Crafting a Haggis for American Tastes (and Import Restrictions)

When Scottish Americans and Scottish immigrants sit down to celebrate the birthday of 18th-century poet Robert Burns on Saturday night, traditional haggis may not be up to purist standards.

Haggis can be a delicious Scottish dish of steamed sheep’s innards, oatmeal and spices. real Haggis, many argue, is only good if it includes one key ingredient: sheep’s lung, which is used in the filling. In the United States, which has banned the importation of haggis with sheep’s lungs, some Americans of Scottish heritage have turned to the black market to get their hands on the real thing.

Now McSweenOne haggis maker in Scotland has developed a recipe that replaces sheep’s lungs with sheep’s heart to meet US import guidelines. This is not the first modification that McSween, founded in Edinburgh in 1953, has made to its Haggis. In a nod to modern tastes, he has replaced the sheep’s stomach traditionally used as the haggis casing for the beef casing, as used in some sausages.

“Do I think there’s something to the texture difference that the lungs add to it? Yes,” said Greg Brockman, a Brooklyn butcher who has made his own version of haggis for years. “Do I think the average consumer will notice? Probably not.”

The cutting-edge new tech is due to arrive in the US by this time next year, with it set to be the centerpiece of Burns Night celebrations.

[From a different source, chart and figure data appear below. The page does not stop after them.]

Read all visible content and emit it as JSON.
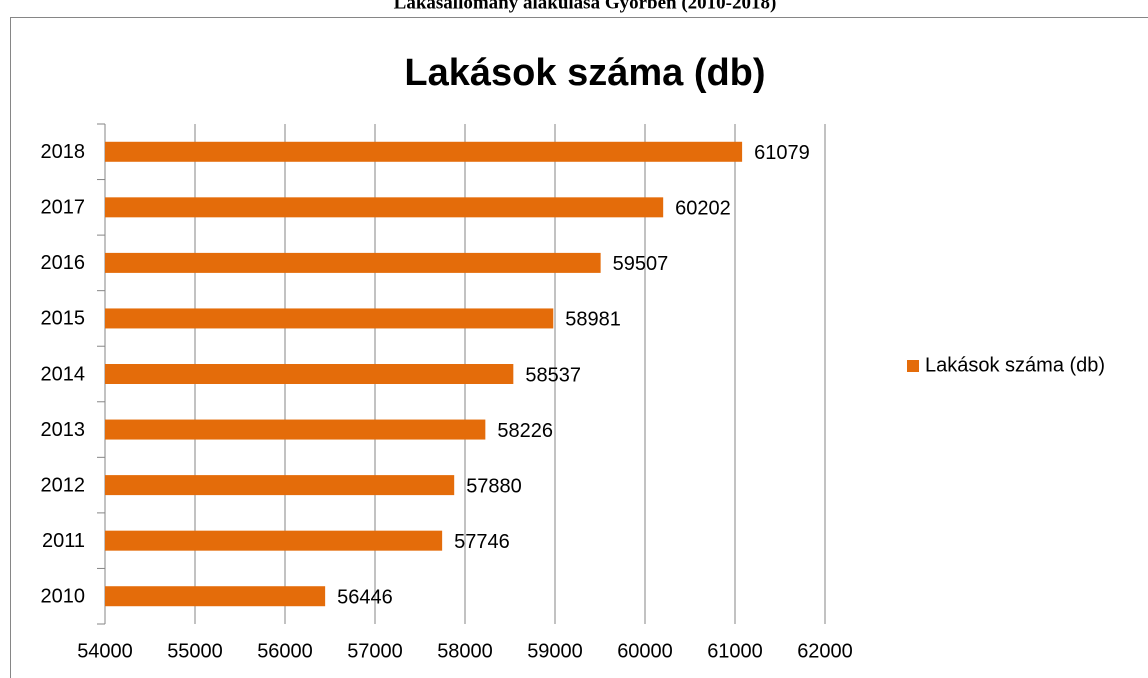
{
  "caption": "Lakásállomány alakulása Győrben (2010-2018)",
  "chart_data": {
    "type": "bar",
    "orientation": "horizontal",
    "title": "Lakások száma (db)",
    "categories": [
      "2010",
      "2011",
      "2012",
      "2013",
      "2014",
      "2015",
      "2016",
      "2017",
      "2018"
    ],
    "series": [
      {
        "name": "Lakások száma (db)",
        "color": "#e46c0a",
        "values": [
          56446,
          57746,
          57880,
          58226,
          58537,
          58981,
          59507,
          60202,
          61079
        ]
      }
    ],
    "xlim": [
      54000,
      62000
    ],
    "xticks": [
      54000,
      55000,
      56000,
      57000,
      58000,
      59000,
      60000,
      61000,
      62000
    ],
    "grid": true,
    "legend": "right",
    "data_labels": true
  }
}
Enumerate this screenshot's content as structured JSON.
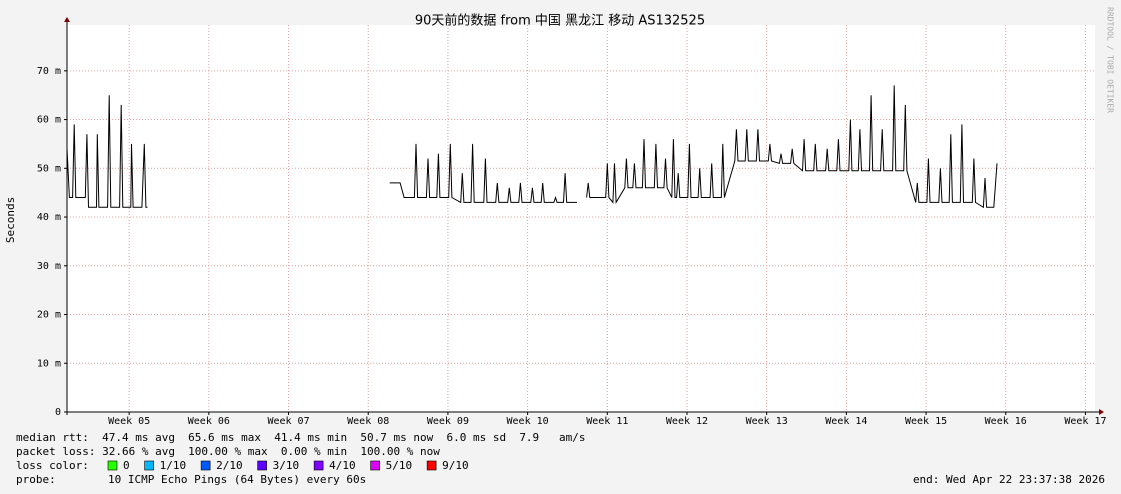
{
  "chart_data": {
    "type": "line",
    "title": "90天前的数据 from 中国 黑龙江 移动 AS132525",
    "y_label": "Seconds",
    "watermark": "RRDTOOL / TOBI OETIKER",
    "color": "#000000",
    "grid": true,
    "xlim": [
      4.22,
      17.12
    ],
    "xticks": [
      {
        "value": 5,
        "label": "Week 05"
      },
      {
        "value": 6,
        "label": "Week 06"
      },
      {
        "value": 7,
        "label": "Week 07"
      },
      {
        "value": 8,
        "label": "Week 08"
      },
      {
        "value": 9,
        "label": "Week 09"
      },
      {
        "value": 10,
        "label": "Week 10"
      },
      {
        "value": 11,
        "label": "Week 11"
      },
      {
        "value": 12,
        "label": "Week 12"
      },
      {
        "value": 13,
        "label": "Week 13"
      },
      {
        "value": 14,
        "label": "Week 14"
      },
      {
        "value": 15,
        "label": "Week 15"
      },
      {
        "value": 16,
        "label": "Week 16"
      },
      {
        "value": 17,
        "label": "Week 17"
      }
    ],
    "ylim": [
      0,
      0.0794
    ],
    "yticks": [
      0,
      {
        "value": 0.01,
        "label": "10 m"
      },
      {
        "value": 0.02,
        "label": "20 m"
      },
      {
        "value": 0.03,
        "label": "30 m"
      },
      {
        "value": 0.04,
        "label": "40 m"
      },
      {
        "value": 0.05,
        "label": "50 m"
      },
      {
        "value": 0.06,
        "label": "60 m"
      },
      {
        "value": 0.07,
        "label": "70 m"
      }
    ],
    "x": [
      4.22,
      4.25,
      4.29,
      4.31,
      4.33,
      4.4,
      4.45,
      4.47,
      4.49,
      4.56,
      4.59,
      4.6,
      4.62,
      4.7,
      4.73,
      4.75,
      4.77,
      4.86,
      4.88,
      4.9,
      4.92,
      5.0,
      5.02,
      5.03,
      5.05,
      5.13,
      5.16,
      5.19,
      5.21,
      5.23,
      6.5,
      8.27,
      8.4,
      8.45,
      8.58,
      8.6,
      8.62,
      8.73,
      8.75,
      8.77,
      8.86,
      8.88,
      8.9,
      9.01,
      9.03,
      9.05,
      9.16,
      9.18,
      9.2,
      9.29,
      9.31,
      9.33,
      9.45,
      9.47,
      9.49,
      9.6,
      9.62,
      9.64,
      9.75,
      9.77,
      9.79,
      9.89,
      9.91,
      9.93,
      10.04,
      10.06,
      10.08,
      10.17,
      10.19,
      10.21,
      10.33,
      10.35,
      10.37,
      10.45,
      10.47,
      10.49,
      10.55,
      10.62,
      10.69,
      10.74,
      10.76,
      10.78,
      10.98,
      11.0,
      11.02,
      11.07,
      11.09,
      11.11,
      11.22,
      11.24,
      11.26,
      11.32,
      11.34,
      11.36,
      11.44,
      11.46,
      11.48,
      11.59,
      11.61,
      11.63,
      11.71,
      11.73,
      11.75,
      11.81,
      11.83,
      11.85,
      11.87,
      11.89,
      11.91,
      12.01,
      12.03,
      12.05,
      12.14,
      12.16,
      12.18,
      12.29,
      12.31,
      12.33,
      12.43,
      12.45,
      12.47,
      12.6,
      12.62,
      12.64,
      12.73,
      12.75,
      12.77,
      12.87,
      12.89,
      12.91,
      13.02,
      13.04,
      13.06,
      13.16,
      13.18,
      13.2,
      13.3,
      13.32,
      13.34,
      13.45,
      13.47,
      13.49,
      13.59,
      13.61,
      13.63,
      13.74,
      13.76,
      13.78,
      13.88,
      13.9,
      13.92,
      14.03,
      14.05,
      14.07,
      14.15,
      14.17,
      14.19,
      14.29,
      14.31,
      14.33,
      14.43,
      14.45,
      14.47,
      14.58,
      14.6,
      14.62,
      14.72,
      14.74,
      14.76,
      14.87,
      14.89,
      14.91,
      15.01,
      15.03,
      15.05,
      15.16,
      15.18,
      15.2,
      15.29,
      15.31,
      15.33,
      15.43,
      15.45,
      15.47,
      15.58,
      15.6,
      15.62,
      15.72,
      15.74,
      15.76,
      15.85,
      15.89
    ],
    "values": [
      0.054,
      0.044,
      0.044,
      0.059,
      0.044,
      0.044,
      0.044,
      0.057,
      0.042,
      0.042,
      0.042,
      0.057,
      0.042,
      0.042,
      0.042,
      0.065,
      0.042,
      0.042,
      0.042,
      0.063,
      0.042,
      0.042,
      0.042,
      0.055,
      0.042,
      0.042,
      0.042,
      0.055,
      0.042,
      0.042,
      null,
      0.047,
      0.047,
      0.044,
      0.044,
      0.055,
      0.044,
      0.044,
      0.052,
      0.044,
      0.044,
      0.053,
      0.044,
      0.044,
      0.055,
      0.044,
      0.043,
      0.049,
      0.043,
      0.043,
      0.055,
      0.043,
      0.043,
      0.052,
      0.043,
      0.043,
      0.047,
      0.043,
      0.043,
      0.046,
      0.043,
      0.043,
      0.047,
      0.043,
      0.043,
      0.046,
      0.043,
      0.043,
      0.047,
      0.043,
      0.043,
      0.044,
      0.043,
      0.043,
      0.049,
      0.043,
      0.043,
      0.043,
      null,
      0.044,
      0.047,
      0.044,
      0.044,
      0.051,
      0.044,
      0.043,
      0.051,
      0.043,
      0.046,
      0.052,
      0.046,
      0.046,
      0.051,
      0.046,
      0.046,
      0.056,
      0.046,
      0.046,
      0.055,
      0.046,
      0.046,
      0.052,
      0.046,
      0.044,
      0.056,
      0.044,
      0.044,
      0.049,
      0.044,
      0.044,
      0.055,
      0.044,
      0.044,
      0.05,
      0.044,
      0.044,
      0.051,
      0.044,
      0.044,
      0.055,
      0.044,
      0.0515,
      0.058,
      0.0515,
      0.0515,
      0.058,
      0.0515,
      0.0515,
      0.058,
      0.0515,
      0.0515,
      0.055,
      0.0515,
      0.051,
      0.053,
      0.051,
      0.051,
      0.054,
      0.051,
      0.0495,
      0.056,
      0.0495,
      0.0495,
      0.055,
      0.0495,
      0.0495,
      0.054,
      0.0495,
      0.0495,
      0.056,
      0.0495,
      0.0495,
      0.06,
      0.0495,
      0.0495,
      0.058,
      0.0495,
      0.0495,
      0.065,
      0.0495,
      0.0495,
      0.058,
      0.0495,
      0.0495,
      0.067,
      0.0495,
      0.0495,
      0.063,
      0.0495,
      0.043,
      0.047,
      0.043,
      0.043,
      0.052,
      0.043,
      0.043,
      0.05,
      0.043,
      0.043,
      0.057,
      0.043,
      0.043,
      0.059,
      0.043,
      0.043,
      0.052,
      0.043,
      0.042,
      0.048,
      0.042,
      0.042,
      0.051
    ],
    "stats": [
      "median rtt:  47.4 ms avg  65.6 ms max  41.4 ms min  50.7 ms now  6.0 ms sd  7.9   am/s",
      "packet loss: 32.66 % avg  100.00 % max  0.00 % min  100.00 % now"
    ],
    "loss_label": "loss color:",
    "loss_colors": [
      {
        "name": "0",
        "color": "#26ff00"
      },
      {
        "name": "1/10",
        "color": "#00b8ff"
      },
      {
        "name": "2/10",
        "color": "#0059ff"
      },
      {
        "name": "3/10",
        "color": "#5e00ff"
      },
      {
        "name": "4/10",
        "color": "#7e00ff"
      },
      {
        "name": "5/10",
        "color": "#dd00ff"
      },
      {
        "name": "9/10",
        "color": "#ff0000"
      }
    ],
    "probe_label": "probe:",
    "probe": "10 ICMP Echo Pings (64 Bytes) every 60s",
    "end": "end: Wed Apr 22 23:37:38 2026"
  }
}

Burns helped turn hogs, traditionally eaten by peasants, into Scotland’s national dish with “Fair fa’ your honest, saucy face / Great chieftain of the pudding race!” There were similar lines. In his poem “Address to a Haggiswhich is recited as part of the celebrations.

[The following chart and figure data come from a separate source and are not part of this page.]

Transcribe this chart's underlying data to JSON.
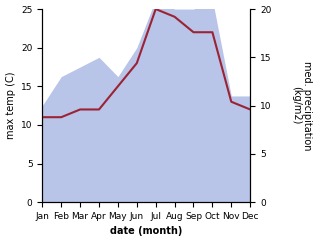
{
  "months": [
    "Jan",
    "Feb",
    "Mar",
    "Apr",
    "May",
    "Jun",
    "Jul",
    "Aug",
    "Sep",
    "Oct",
    "Nov",
    "Dec"
  ],
  "temp": [
    11,
    11,
    12,
    12,
    15,
    18,
    25,
    24,
    22,
    22,
    13,
    12
  ],
  "precip": [
    10,
    13,
    14,
    15,
    13,
    16,
    21,
    20,
    20,
    21,
    11,
    11
  ],
  "temp_color": "#9b2335",
  "precip_fill_color": "#b8c4e8",
  "ylabel_left": "max temp (C)",
  "ylabel_right": "med. precipitation\n(kg/m2)",
  "xlabel": "date (month)",
  "ylim_left": [
    0,
    25
  ],
  "ylim_right": [
    0,
    20
  ],
  "left_yticks": [
    0,
    5,
    10,
    15,
    20,
    25
  ],
  "right_yticks": [
    0,
    5,
    10,
    15,
    20
  ],
  "background_color": "#ffffff",
  "temp_linewidth": 1.5,
  "label_fontsize": 7,
  "tick_fontsize": 6.5
}
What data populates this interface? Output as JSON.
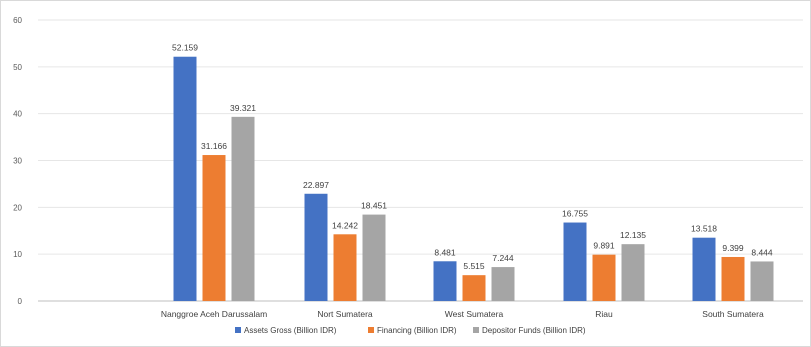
{
  "chart_data": {
    "type": "bar",
    "title": "",
    "xlabel": "",
    "ylabel": "",
    "ylim": [
      0,
      60
    ],
    "yticks": [
      0,
      10,
      20,
      30,
      40,
      50,
      60
    ],
    "grid": true,
    "legend_position": "bottom",
    "categories": [
      "Nanggroe Aceh Darussalam",
      "Nort Sumatera",
      "West Sumatera",
      "Riau",
      "South Sumatera"
    ],
    "series": [
      {
        "name": "Assets Gross (Billion IDR)",
        "color": "#4472C4",
        "values": [
          52.159,
          22.897,
          8.481,
          16.755,
          13.518
        ],
        "labels": [
          "52.159",
          "22.897",
          "8.481",
          "16.755",
          "13.518"
        ]
      },
      {
        "name": "Financing (Billion IDR)",
        "color": "#ED7D31",
        "values": [
          31.166,
          14.242,
          5.515,
          9.891,
          9.399
        ],
        "labels": [
          "31.166",
          "14.242",
          "5.515",
          "9.891",
          "9.399"
        ]
      },
      {
        "name": "Depositor Funds (Billion IDR)",
        "color": "#A5A5A5",
        "values": [
          39.321,
          18.451,
          7.244,
          12.135,
          8.444
        ],
        "labels": [
          "39.321",
          "18.451",
          "7.244",
          "12.135",
          "8.444"
        ]
      }
    ]
  }
}
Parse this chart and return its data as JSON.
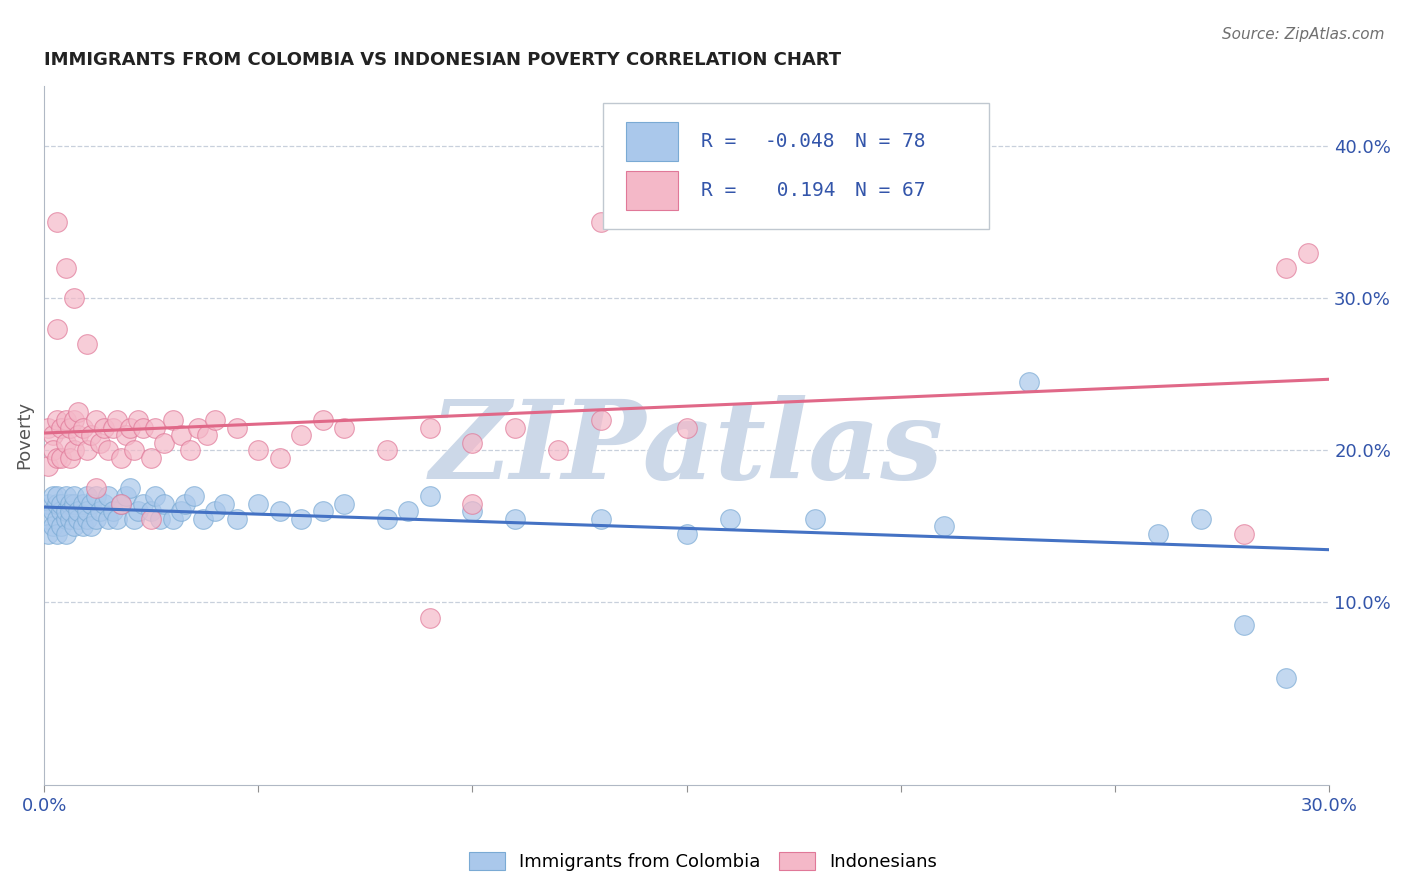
{
  "title": "IMMIGRANTS FROM COLOMBIA VS INDONESIAN POVERTY CORRELATION CHART",
  "source": "Source: ZipAtlas.com",
  "ylabel": "Poverty",
  "xlim": [
    0.0,
    0.3
  ],
  "ylim": [
    -0.02,
    0.44
  ],
  "yticks": [
    0.1,
    0.2,
    0.3,
    0.4
  ],
  "ytick_labels": [
    "10.0%",
    "20.0%",
    "30.0%",
    "40.0%"
  ],
  "xticks": [
    0.0,
    0.05,
    0.1,
    0.15,
    0.2,
    0.25,
    0.3
  ],
  "xtick_labels": [
    "0.0%",
    "",
    "",
    "",
    "",
    "",
    "30.0%"
  ],
  "series": [
    {
      "name": "Immigrants from Colombia",
      "color": "#aac8eb",
      "edge_color": "#7aaad4",
      "R": -0.048,
      "N": 78,
      "trend_color": "#4472c4",
      "x": [
        0.001,
        0.001,
        0.001,
        0.002,
        0.002,
        0.002,
        0.003,
        0.003,
        0.003,
        0.003,
        0.004,
        0.004,
        0.004,
        0.005,
        0.005,
        0.005,
        0.005,
        0.006,
        0.006,
        0.006,
        0.007,
        0.007,
        0.007,
        0.008,
        0.008,
        0.009,
        0.009,
        0.01,
        0.01,
        0.01,
        0.011,
        0.011,
        0.012,
        0.012,
        0.013,
        0.014,
        0.015,
        0.015,
        0.016,
        0.017,
        0.018,
        0.019,
        0.02,
        0.021,
        0.022,
        0.023,
        0.025,
        0.026,
        0.027,
        0.028,
        0.03,
        0.032,
        0.033,
        0.035,
        0.037,
        0.04,
        0.042,
        0.045,
        0.05,
        0.055,
        0.06,
        0.065,
        0.07,
        0.08,
        0.085,
        0.09,
        0.1,
        0.11,
        0.13,
        0.15,
        0.16,
        0.18,
        0.21,
        0.23,
        0.26,
        0.27,
        0.28,
        0.29
      ],
      "y": [
        0.165,
        0.155,
        0.145,
        0.16,
        0.17,
        0.15,
        0.155,
        0.165,
        0.145,
        0.17,
        0.16,
        0.15,
        0.165,
        0.155,
        0.16,
        0.17,
        0.145,
        0.165,
        0.155,
        0.16,
        0.15,
        0.165,
        0.17,
        0.155,
        0.16,
        0.165,
        0.15,
        0.17,
        0.155,
        0.16,
        0.165,
        0.15,
        0.155,
        0.17,
        0.16,
        0.165,
        0.155,
        0.17,
        0.16,
        0.155,
        0.165,
        0.17,
        0.175,
        0.155,
        0.16,
        0.165,
        0.16,
        0.17,
        0.155,
        0.165,
        0.155,
        0.16,
        0.165,
        0.17,
        0.155,
        0.16,
        0.165,
        0.155,
        0.165,
        0.16,
        0.155,
        0.16,
        0.165,
        0.155,
        0.16,
        0.17,
        0.16,
        0.155,
        0.155,
        0.145,
        0.155,
        0.155,
        0.15,
        0.245,
        0.145,
        0.155,
        0.085,
        0.05
      ]
    },
    {
      "name": "Indonesians",
      "color": "#f4b8c8",
      "edge_color": "#e07898",
      "R": 0.194,
      "N": 67,
      "trend_color": "#e06888",
      "x": [
        0.001,
        0.001,
        0.002,
        0.002,
        0.003,
        0.003,
        0.003,
        0.004,
        0.004,
        0.005,
        0.005,
        0.006,
        0.006,
        0.007,
        0.007,
        0.008,
        0.008,
        0.009,
        0.01,
        0.011,
        0.012,
        0.013,
        0.014,
        0.015,
        0.016,
        0.017,
        0.018,
        0.019,
        0.02,
        0.021,
        0.022,
        0.023,
        0.025,
        0.026,
        0.028,
        0.03,
        0.032,
        0.034,
        0.036,
        0.038,
        0.04,
        0.045,
        0.05,
        0.055,
        0.06,
        0.065,
        0.07,
        0.08,
        0.09,
        0.1,
        0.11,
        0.12,
        0.13,
        0.15,
        0.003,
        0.005,
        0.007,
        0.01,
        0.012,
        0.018,
        0.025,
        0.09,
        0.1,
        0.13,
        0.28,
        0.29,
        0.295
      ],
      "y": [
        0.215,
        0.19,
        0.21,
        0.2,
        0.195,
        0.22,
        0.35,
        0.195,
        0.215,
        0.205,
        0.22,
        0.195,
        0.215,
        0.2,
        0.22,
        0.21,
        0.225,
        0.215,
        0.2,
        0.21,
        0.22,
        0.205,
        0.215,
        0.2,
        0.215,
        0.22,
        0.195,
        0.21,
        0.215,
        0.2,
        0.22,
        0.215,
        0.195,
        0.215,
        0.205,
        0.22,
        0.21,
        0.2,
        0.215,
        0.21,
        0.22,
        0.215,
        0.2,
        0.195,
        0.21,
        0.22,
        0.215,
        0.2,
        0.215,
        0.205,
        0.215,
        0.2,
        0.22,
        0.215,
        0.28,
        0.32,
        0.3,
        0.27,
        0.175,
        0.165,
        0.155,
        0.09,
        0.165,
        0.35,
        0.145,
        0.32,
        0.33
      ]
    }
  ],
  "watermark": "ZIPatlas",
  "watermark_color": "#ccd8e8",
  "background_color": "#ffffff",
  "grid_color": "#c8d0dc",
  "title_color": "#222222",
  "axis_label_color": "#333355",
  "tick_color": "#3355aa",
  "legend_text_color": "#3355aa"
}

While the mere mention of delicacy may appeal to Americans, James McSwain, managing director of his family business, sees the potential far beyond Burns Knight.

“A lot of people eat it week after week,” he said. Made a delicious meat protein ingredient.”

Take off the casing, and add the stuffing as a topping or ingredient to a haggis pizza, haggis lasagna or haggis poutine, Mr. McSwain said.

“You can make hundreds of menu suggestions,” he said. “It’s versatility.”

McSween sells around eight million pounds of haggis in the UK each year, where the recipe includes sheep’s lungs. Its biggest client is grocery and department store chain Marks & Spencer. Mr McSwain said the market for Haggis is about 14 million pounds, or about $17.5 million.

Entering the US market has been a challenge. Haggis was banned in the 1970s due to a ban on the sale of lungs. In 1989, the United States banned sheep and beef imports from Great Britain following an outbreak of bovine spongiform encephalopathy, otherwise known as mad cow disease.

Mr McSween said he had been looking to break into the North American market since 2015, when he began representing the Scottish haggis and meat industry in talks with the Canadian and US governments to expand Scottish Atlantic. Lamb and beef can be tried again in the menu. .

America comfortable Lamb and beef imports were banned in 2022, but because of the ban on the sale of lungs, one thing was clear: if McSween’s haggis was to be sold in the U.S., it had to replace lamb heart. Will be.

Mr McSween said US-made haggis was “perfectly acceptable”. But now, he says, “the time has finally come to bring true Scottish haggis to the United States.”

Macsween will use the same recipe for the haggis it sells in the U.S. as it does in Canada, now one of its biggest markets. It consists of lamb heart and fat, oatmeal, white and black pepper, aromatic herbs, salt, onion and broth.

“We know it works,” Mr McSwain said. “It’s a delicious product, and it’s the most authentic haggis we can make within the legislation.”

Anne Robinson, founder of Scottish Gourmet USA In Greensboro, NC, not so sure. His company is one of the largest buyers of home-grown haggis in the U.S. (made from ground lamb and beef liver, venison or vegetables), and he questioned whether McSween’s American Will be able to meet the rules and regulations. Still, he welcomed the company to what he described as “a very niche market.”

Mr Brockman, a butcher in Brooklyn, lived in Scotland for four years and remembers McSween Haggis for Burns Night celebrations with friends. Now he makes his own at Prospect Butcher Company, using sheep hearts and livers. He usually sells 20 pounds of it around Burns Night.

“Everybody’s afraid of eating it this symbolic weirdness,” he said. “But it’s got a wonderful blend of hot spices and some iron crunch from the heart and liver. I don’t think it’s great at all. It’s just a good mound of food, man. It’s attractive in shape or color. No, but it tastes really good and smells great.”